自维柯和达尔文以来,西方知识界关于人类原始状况问题的探讨就一直吸引着诗人、作家和人文研究界的极大兴趣。20世纪中期以后,借助于全球范围的广泛田野作业成果的积累,还有考古学方面新发现,反思人类学派逐渐形成了具有共识性的观点,那就是所谓"发明原始社会"命名的一种假说:人类祖先最初的生活和智力水平并不一定意味着比现代人落后和原始。是代表殖民主义宗主国利益的西方霸权话语为我们编造出一幅原始人及其原始生活的夸张图景。

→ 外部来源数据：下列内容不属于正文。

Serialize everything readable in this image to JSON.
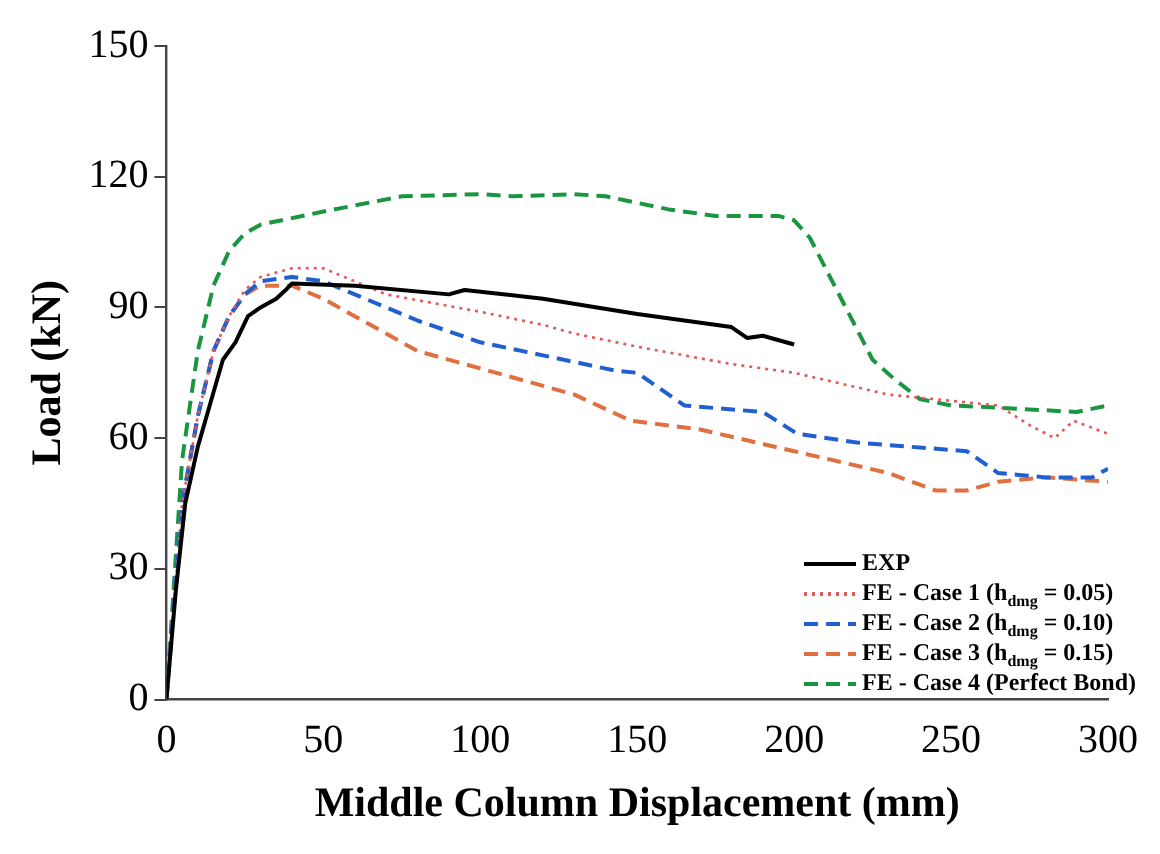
{
  "chart_data": {
    "type": "line",
    "xlabel": "Middle Column Displacement (mm)",
    "ylabel": "Load (kN)",
    "xlim": [
      0,
      300
    ],
    "xticks": [
      0,
      50,
      100,
      150,
      200,
      250,
      300
    ],
    "ylim": [
      0,
      150
    ],
    "yticks": [
      0,
      30,
      60,
      90,
      120,
      150
    ],
    "grid": false,
    "legend": "bottom right",
    "marker": "none",
    "series": [
      {
        "name": "EXP",
        "color": "#000000",
        "line_style": "solid",
        "x": [
          0,
          3,
          6,
          10,
          14,
          18,
          22,
          26,
          30,
          35,
          38,
          40,
          60,
          90,
          95,
          120,
          150,
          180,
          185,
          190,
          200
        ],
        "values": [
          0,
          25,
          45,
          58,
          68,
          78,
          82,
          88,
          90,
          92,
          94,
          95.5,
          95,
          93,
          94,
          92,
          88.5,
          85.5,
          83,
          83.5,
          81.5
        ]
      },
      {
        "name": "FE - Case 1 (h$_{dmg}$ = 0.05)",
        "color": "#e05a5a",
        "line_style": "dotted",
        "x": [
          0,
          5,
          10,
          15,
          20,
          25,
          30,
          40,
          50,
          60,
          70,
          100,
          120,
          130,
          150,
          180,
          200,
          230,
          265,
          275,
          283,
          289,
          300
        ],
        "values": [
          0,
          45,
          65,
          80,
          88,
          94,
          97,
          99,
          99,
          96,
          93,
          89,
          86,
          84,
          81,
          77,
          75,
          70,
          67.5,
          63,
          60,
          64,
          61
        ]
      },
      {
        "name": "FE - Case 2 (h$_{dmg}$ = 0.10)",
        "color": "#1f5fd0",
        "line_style": "dashed",
        "x": [
          0,
          5,
          10,
          15,
          20,
          25,
          30,
          40,
          50,
          60,
          80,
          100,
          120,
          143,
          150,
          165,
          190,
          201,
          220,
          255,
          265,
          280,
          295,
          300
        ],
        "values": [
          0,
          45,
          65,
          80,
          88,
          93,
          96,
          97,
          96,
          93,
          87,
          82,
          79,
          75.5,
          75,
          67.5,
          66,
          61,
          59,
          57,
          52,
          51,
          51,
          53
        ]
      },
      {
        "name": "FE - Case 3 (h$_{dmg}$ = 0.15)",
        "color": "#e07040",
        "line_style": "dashed",
        "x": [
          0,
          5,
          10,
          15,
          20,
          25,
          30,
          40,
          50,
          60,
          80,
          100,
          130,
          148,
          170,
          200,
          230,
          245,
          255,
          265,
          280,
          300
        ],
        "values": [
          0,
          45,
          65,
          80,
          88,
          93,
          95,
          95,
          92,
          88,
          80,
          76,
          70,
          64,
          62,
          57,
          52,
          48,
          48,
          50,
          51,
          50
        ]
      },
      {
        "name": "FE - Case 4 (Perfect Bond)",
        "color": "#1a9641",
        "line_style": "dashed",
        "x": [
          0,
          5,
          10,
          15,
          20,
          25,
          30,
          50,
          75,
          100,
          110,
          130,
          140,
          160,
          175,
          195,
          200,
          205,
          215,
          225,
          232,
          240,
          250,
          265,
          290,
          300
        ],
        "values": [
          0,
          55,
          80,
          95,
          103,
          107,
          109,
          112,
          115.5,
          116,
          115.5,
          116,
          115.5,
          112.5,
          111,
          111,
          110,
          106,
          92,
          78,
          73.5,
          69,
          67.5,
          67,
          66,
          67.5
        ]
      }
    ]
  }
}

在某种意义上,西方人对"原始"的发现是近代以来"全球"观念形成的基础要素之一。从今天的知识全球化的宏观背景上看,文化人类学发展出的"反思人类学"一派,要求打破西方传统的欧洲中心主义价值观,摆脱社会达尔文主义的单一进化模式,提出重新认识所谓"原始人"和"原始文化"的时代课题,希望从中发现足以纠正西方文化偏向和克服现代性危机的精神取向和文化价值,在资本主义生产生活方式之外寻找更加符合人的自然天性的生活理想。该派研究对整个西方思想和社会科学各个学科产生了巨大震动和深远影响。本文选取其中最有代表性的3种著作加以讨论,希望能够集中反映20世纪后期反思人类学的思考方向和学术冲击力。相信对于乐观拥抱"全球化"、盲从西方现代性之路的中国知识界具有充分的警示效应,有助于启发我们冷静地看待全球化趋势,分辨其中的利害纠葛,重新树立多元文化信念,批判地思考人类发展道路的多样可能。

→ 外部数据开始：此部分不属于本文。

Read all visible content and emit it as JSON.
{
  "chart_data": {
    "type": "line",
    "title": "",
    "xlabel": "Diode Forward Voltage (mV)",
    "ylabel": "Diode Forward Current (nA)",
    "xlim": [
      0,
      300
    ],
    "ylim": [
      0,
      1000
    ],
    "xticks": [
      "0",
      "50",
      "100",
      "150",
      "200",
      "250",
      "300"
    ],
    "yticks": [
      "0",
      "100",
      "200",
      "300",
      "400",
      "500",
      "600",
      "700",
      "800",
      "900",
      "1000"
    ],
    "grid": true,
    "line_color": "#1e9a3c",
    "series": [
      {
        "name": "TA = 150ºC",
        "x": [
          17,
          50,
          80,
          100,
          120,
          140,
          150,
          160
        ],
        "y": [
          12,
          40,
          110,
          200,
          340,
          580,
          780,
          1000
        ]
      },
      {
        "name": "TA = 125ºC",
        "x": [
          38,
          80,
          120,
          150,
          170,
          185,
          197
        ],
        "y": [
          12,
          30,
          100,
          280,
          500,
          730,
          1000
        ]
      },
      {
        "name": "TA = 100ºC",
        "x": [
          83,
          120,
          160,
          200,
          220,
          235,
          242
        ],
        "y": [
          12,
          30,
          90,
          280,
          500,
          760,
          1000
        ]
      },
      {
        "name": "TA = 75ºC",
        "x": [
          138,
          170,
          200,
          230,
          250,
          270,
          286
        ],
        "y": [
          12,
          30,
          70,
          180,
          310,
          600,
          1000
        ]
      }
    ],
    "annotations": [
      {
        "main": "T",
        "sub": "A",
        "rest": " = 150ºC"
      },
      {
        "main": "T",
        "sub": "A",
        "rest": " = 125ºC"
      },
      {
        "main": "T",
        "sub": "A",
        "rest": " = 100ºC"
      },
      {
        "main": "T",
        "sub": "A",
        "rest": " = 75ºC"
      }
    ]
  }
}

从拉定到戴蒙德,再到罗宾.克拉克和杰弗里.欣德利,我们清晰地看到西方知识界进行文化寻根的重要思想成果。也许现代人的思维只有超越了这种文明与原始的二元对立模式,对于人类文化现象的再认识才能够拓展开崭新的局面。真正超越进化模式的古今对立和文野对立的文化身份才有可能重新建立,解决现代性两难困境的思考也将打开新的空间。